Making a Murderer: An American Horror Story
Netflix’s first true-crime series is a harrowing tale of one man’s entanglement with the U.S. criminal-justice system.

“When I left prison, the anger left ... I was probably the happiest man on earth.” These words feel like they belong at the end of a story—as a bookend line that signals to the audience that happy endings still exist. But Making a Murderer, Netflix’s first true-crime series, isn’t that kind of show. The first of its 10 episodes introduces Steven Avery, a Wisconsin man released from prison 18 years after DNA evidence proved he didn’t commit a brutal attack. And it’s soon clear that Avery’s unbelievable story—one apparently involving gross misconduct by law enforcement—isn’t just going to end with him relishing in his newfound freedom, or fighting to make sure it never happens to anyone else again.
Because it does happen again—to Steven Avery. That’s what the writers and directors Laura Ricciardi and Moira Demos set out to prove with Making a Murderer, which was released in its entirety Friday. Two years after being released from prison, Avery was bringing a $36 million lawsuit against Manitowoc County, and the former district attorney and sheriff who helped put him away, when he became the prime suspect in a gruesome new murder investigation. The series, which explores the possibility that Avery was framed, mimics HBO’s The Jinx and the first season of the podcast Serial with its gripping, real-life case that so often feels like fiction. But Making a Murderer, which took 10 years to make, could very well eclipse those works, for the sheer density of reportage and the scale of the horrifying story it tells—one of rural class politics, bureaucratic opacity, and a seemingly coordinated institutional effort to destroy an innocent man.
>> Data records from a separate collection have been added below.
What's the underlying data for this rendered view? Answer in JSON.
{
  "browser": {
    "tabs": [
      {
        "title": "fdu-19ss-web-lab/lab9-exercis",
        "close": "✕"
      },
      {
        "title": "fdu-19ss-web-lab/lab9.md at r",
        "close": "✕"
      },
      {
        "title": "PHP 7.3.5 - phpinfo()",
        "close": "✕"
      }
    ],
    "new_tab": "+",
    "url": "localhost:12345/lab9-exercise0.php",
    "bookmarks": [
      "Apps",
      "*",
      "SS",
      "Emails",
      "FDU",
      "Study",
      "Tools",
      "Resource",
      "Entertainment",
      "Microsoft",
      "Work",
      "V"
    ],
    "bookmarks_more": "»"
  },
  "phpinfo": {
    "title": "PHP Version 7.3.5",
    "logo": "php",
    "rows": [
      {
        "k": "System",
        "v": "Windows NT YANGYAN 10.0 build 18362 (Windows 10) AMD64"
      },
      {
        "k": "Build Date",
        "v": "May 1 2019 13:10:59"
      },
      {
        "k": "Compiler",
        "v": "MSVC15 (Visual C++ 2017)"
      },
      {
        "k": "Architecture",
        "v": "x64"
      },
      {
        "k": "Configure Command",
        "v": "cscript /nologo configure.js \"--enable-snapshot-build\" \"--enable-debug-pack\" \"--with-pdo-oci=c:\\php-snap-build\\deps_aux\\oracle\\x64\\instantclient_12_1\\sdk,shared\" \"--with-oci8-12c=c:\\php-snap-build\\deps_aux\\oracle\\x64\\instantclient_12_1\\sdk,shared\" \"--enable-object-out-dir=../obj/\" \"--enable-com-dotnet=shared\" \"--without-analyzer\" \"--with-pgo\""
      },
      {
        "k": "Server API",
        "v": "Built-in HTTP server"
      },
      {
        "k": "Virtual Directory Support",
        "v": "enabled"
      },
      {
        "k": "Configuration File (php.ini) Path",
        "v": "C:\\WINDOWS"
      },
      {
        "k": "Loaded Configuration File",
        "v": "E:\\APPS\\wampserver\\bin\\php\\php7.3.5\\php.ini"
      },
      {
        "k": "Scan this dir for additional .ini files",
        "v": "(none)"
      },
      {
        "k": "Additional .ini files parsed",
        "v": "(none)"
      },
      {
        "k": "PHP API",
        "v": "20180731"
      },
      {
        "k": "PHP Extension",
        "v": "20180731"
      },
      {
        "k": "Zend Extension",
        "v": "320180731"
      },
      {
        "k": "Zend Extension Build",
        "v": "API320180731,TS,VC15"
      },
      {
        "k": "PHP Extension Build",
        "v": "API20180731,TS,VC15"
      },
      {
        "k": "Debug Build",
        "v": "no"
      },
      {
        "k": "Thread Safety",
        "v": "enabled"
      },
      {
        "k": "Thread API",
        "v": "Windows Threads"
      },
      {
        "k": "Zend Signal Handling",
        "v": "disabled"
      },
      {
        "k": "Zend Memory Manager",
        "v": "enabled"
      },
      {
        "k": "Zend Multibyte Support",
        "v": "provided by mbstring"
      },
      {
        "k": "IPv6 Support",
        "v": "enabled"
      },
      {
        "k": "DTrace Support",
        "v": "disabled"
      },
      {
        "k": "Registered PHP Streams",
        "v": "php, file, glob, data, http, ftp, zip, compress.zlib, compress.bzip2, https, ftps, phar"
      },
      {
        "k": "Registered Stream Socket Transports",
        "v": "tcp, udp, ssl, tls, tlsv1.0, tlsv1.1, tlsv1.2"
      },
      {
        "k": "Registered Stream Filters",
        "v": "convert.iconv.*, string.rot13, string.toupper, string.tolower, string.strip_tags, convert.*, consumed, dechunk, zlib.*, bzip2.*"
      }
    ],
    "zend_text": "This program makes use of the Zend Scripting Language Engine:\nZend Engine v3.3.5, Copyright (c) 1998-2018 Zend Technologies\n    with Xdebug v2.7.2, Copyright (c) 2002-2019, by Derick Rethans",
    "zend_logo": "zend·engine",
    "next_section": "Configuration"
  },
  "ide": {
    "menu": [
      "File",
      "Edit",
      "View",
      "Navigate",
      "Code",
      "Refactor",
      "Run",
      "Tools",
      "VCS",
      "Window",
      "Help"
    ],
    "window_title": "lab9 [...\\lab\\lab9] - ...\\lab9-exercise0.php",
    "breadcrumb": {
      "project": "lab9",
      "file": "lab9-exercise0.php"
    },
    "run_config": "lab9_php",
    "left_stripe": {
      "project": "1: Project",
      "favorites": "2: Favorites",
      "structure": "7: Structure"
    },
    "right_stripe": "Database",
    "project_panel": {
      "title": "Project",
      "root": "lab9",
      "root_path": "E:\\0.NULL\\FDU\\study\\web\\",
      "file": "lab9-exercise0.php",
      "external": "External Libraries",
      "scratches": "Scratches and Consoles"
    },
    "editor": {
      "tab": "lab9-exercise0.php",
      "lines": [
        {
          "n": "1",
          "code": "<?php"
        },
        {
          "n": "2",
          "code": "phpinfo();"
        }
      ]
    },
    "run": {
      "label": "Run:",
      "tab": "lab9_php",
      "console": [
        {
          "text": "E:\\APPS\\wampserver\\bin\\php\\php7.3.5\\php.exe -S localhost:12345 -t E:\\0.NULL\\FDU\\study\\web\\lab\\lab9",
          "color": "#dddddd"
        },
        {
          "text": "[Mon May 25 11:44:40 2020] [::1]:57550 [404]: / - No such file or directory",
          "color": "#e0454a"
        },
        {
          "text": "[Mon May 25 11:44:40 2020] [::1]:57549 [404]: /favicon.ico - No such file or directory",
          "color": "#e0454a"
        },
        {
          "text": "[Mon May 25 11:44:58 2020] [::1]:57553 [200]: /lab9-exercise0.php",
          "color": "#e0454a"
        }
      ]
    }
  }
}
Avery, in prison since 2005 for the murder of the 25-year-old photographer Teresa Halbach, attracted the directors’ attention when they realized how unprecedented his case was. Why would a man who was exonerated by DNA evidence—essentially an Innocence Project poster boy—get out only to then commit a heinous rape and murder? Making a Murderer digs into Avery’s past, his family, and mountains of evidence, asking, did the injustice he suffered make him into a murderer? Or did the officials threatened by Avery’s suit take it upon themselves to make him into one in the eyes of the law? Making a Murderer decides early on to hedge its bets on the latter being true and makes its case convincingly. (Disclosure: I interviewed Ricciardi and Demos for a podcast about the series sponsored by Netflix.)
The series isn’t solely focused on proving Avery’s innocence, though. It takes its time painting a broader portrait of the people waiting for him on the outside: his fiancee, his children, and especially his mother and father. For even the skeptical viewer, it’s hard not to feel a stab of empathy when Avery’s elderly mother pulls out boxes of legal documents she sent to shows including 20/20 in the hope they’d cover her son’s story. (And then, two episodes later, not to feel angry when a Dateline producer raves about covering Avery’s latest arrest, saying, “Right now, murder is hot.”) Since Demos and Ricciardi lived in the Averys’ town for two years, there’s a palpable intimacy between their subjects and the camera.
The series differs in a few main ways from its most popular contemporaries. It lacks the stylishness of The Jinx: For example, the credit sequence doesn’t feature reenactments of gunshots or bodies being disposed, nor is the series divided into titled “chapters.” And it doesn’t insert its creators into the story: Demos and Ricciardi remain out of sight and earshot, whereas The Jinx’s Andrew Jarecki and Serial’s Sarah Koenig felt somewhat central to their respective narratives. Making a Murderer, meanwhile, feels more journalistic. It unfolds strictly through surveillance footage, phone recordings, legal documents, news reports, press conferences, crime-scene photos, one-on-one interviews, and the occasional aerial shot of a snow-blanketed salvage yard. (The series was funded on a shoestring budget, with grants cobbled together over the years.)
What it lacks in terms of sensationalism and gloss, it makes up for by possessing that very quality every Netflix show aspires to have: bingeability. The series begins slowly, but after grasping enough names and faces, you start feeling a sense of total immersion (one best exemplified, perhaps, by first-season Serial fans’ obsessive chatter about cellphone towers or Leakin Park). But the documentary’s relatively no-frills approach, and its resistance to offering easy answers, makes speeding through each episode feel less troubling on an ethical level. You never quite feel that you’re too eagerly consuming someone else’s tragedy; each revelation or twist brings enough frustration or disbelief to balance any feeling of exhilaration. Making a Murderer has the potential to be as popular and thought-provoking as its forebears—and to have real-life repercussions.